Аня и другая девушка, сидевшие близко от профессорского стола, слышали эту фразу, во время перерыва они подошли к Вере и успокоили ее.
Домой пошли все вместе.
Москва уже жила войной. Навстречу девушкам шагал мужчина с сыном на руках, а рядом с ним заплаканная женщина несла в руках небольшой чемоданчик — отправляла мужа на фронт.
Из ворот строительного городка вышла большая группа молодых людей в сапогах, с мешками за плечами. На перекрестке Вера и ее подруги перегнали двух парней, ссутулившихся под тяжестью туго набитых мешков. За ними шли подавленные горем матери, вытирая на ходу слезы.
— Нагрузила ты, мама, меня, все равно как переселенца, вот увидишь, все брошу! — сказал один из парней.
По другую сторону тротуара шел сгорбленный священник в коричневом подряснике и в черной шляпе. Он старался высоко держать голову, а жена его семенила рядом и плакала навзрыд. Впереди широко шагал молодой человек тоже с мешком за плечами, вероятно, их сын.
Дальше повстречалась подвыпившая компания — провожали друзей на войну. Гармошка разливалась на все лады.
Когда девушки подошли к дому, где находилось студенческое общежитие, возле подъезда уже стояли машины. Около них толпились уезжавшие на фронт студенты.
— Давайте на машинах отправим вещи, а сами пойдем пешком, — предложил секретарь комсомольской организации.
— Правильно! Пешком и с песнями! — крикнул Урванцев.
— Что-то не до песен сейчас... — возразил Вася Воронцов и обнял за плечи Аню Вихореву.
— Именно с песнями! — настаивал Урванцев. — Да с такими, чтоб фашистам тошно стало!
Секретарь поднял руку и громко скомандовал:
— Смирно! — Все стихли. — Товарищи, пора строиться!
Ребята, подхватывая девушек под руки, становились в ряды.
Аня потянула Веру за рукав, но Вера осталась на месте.
— Чего ты?
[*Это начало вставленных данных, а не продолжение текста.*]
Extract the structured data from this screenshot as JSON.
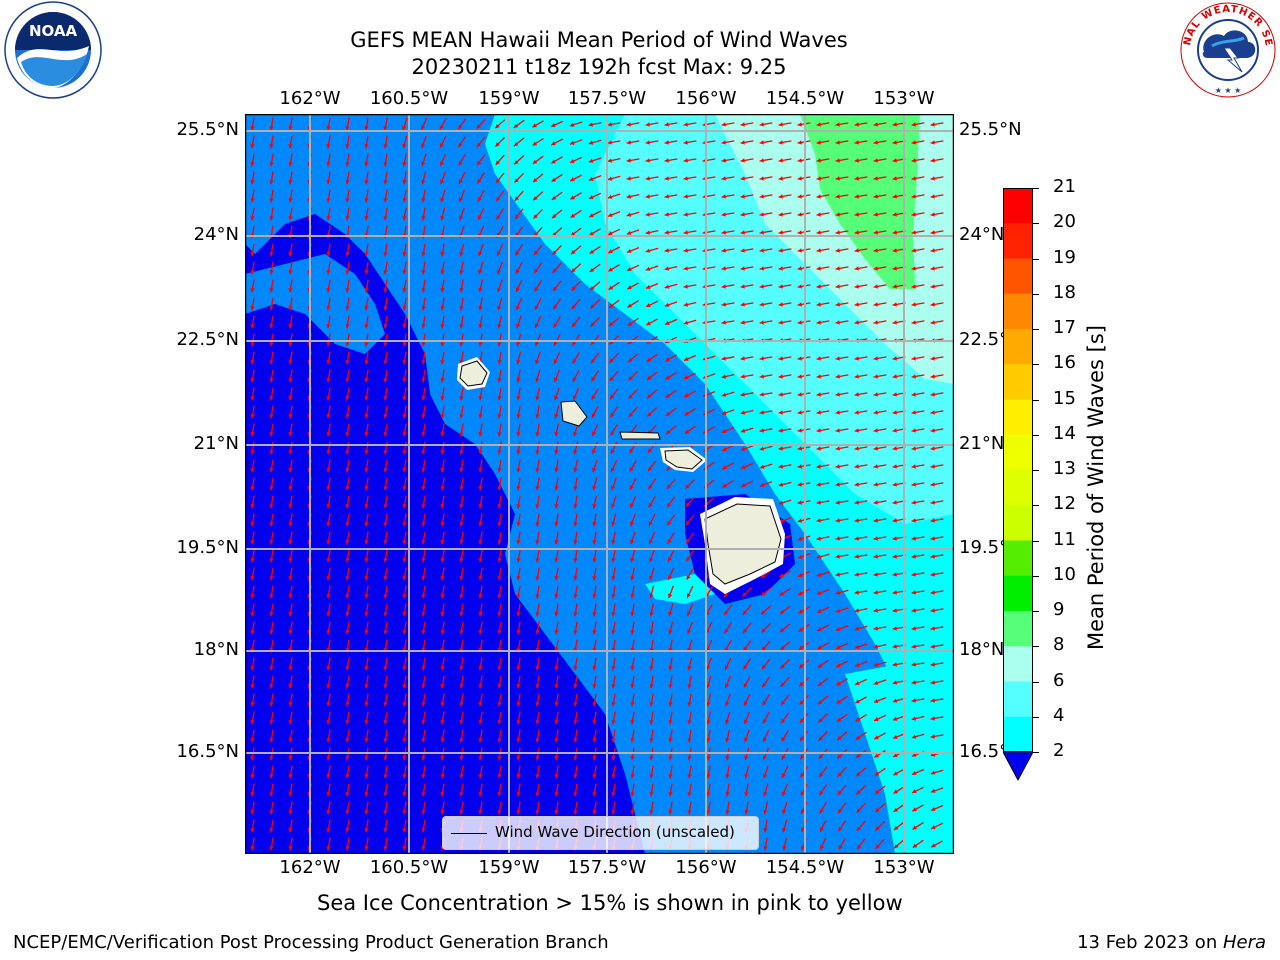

Грустью ведь не поможешь...
— Я не грущу, Аня, а думаю...
— Об Иване Севастьяновиче?
— Нет, не о нем... Я думаю: как можно в такое время нам оставаться в тылу?
Ее слова упали как искры на сухой порох. Девушки, обступив Веру и Аню, заговорили звонко и разноголосо:
— Правильно, Верушка! Стыдно комсомолкам отсиживаться, да еще студенткам авиаинститута!..
— Чем мы хуже ребят?
— Идемте в призывную комиссию!
Вера остановила девушек:
— Девчата, сегодня проводим наших, а завтра — в райвоенкомат! В эту же комиссию, которая наших ребят призывала! Принимайте, мол, нас — мы члены авиаклуба имени Чкалова!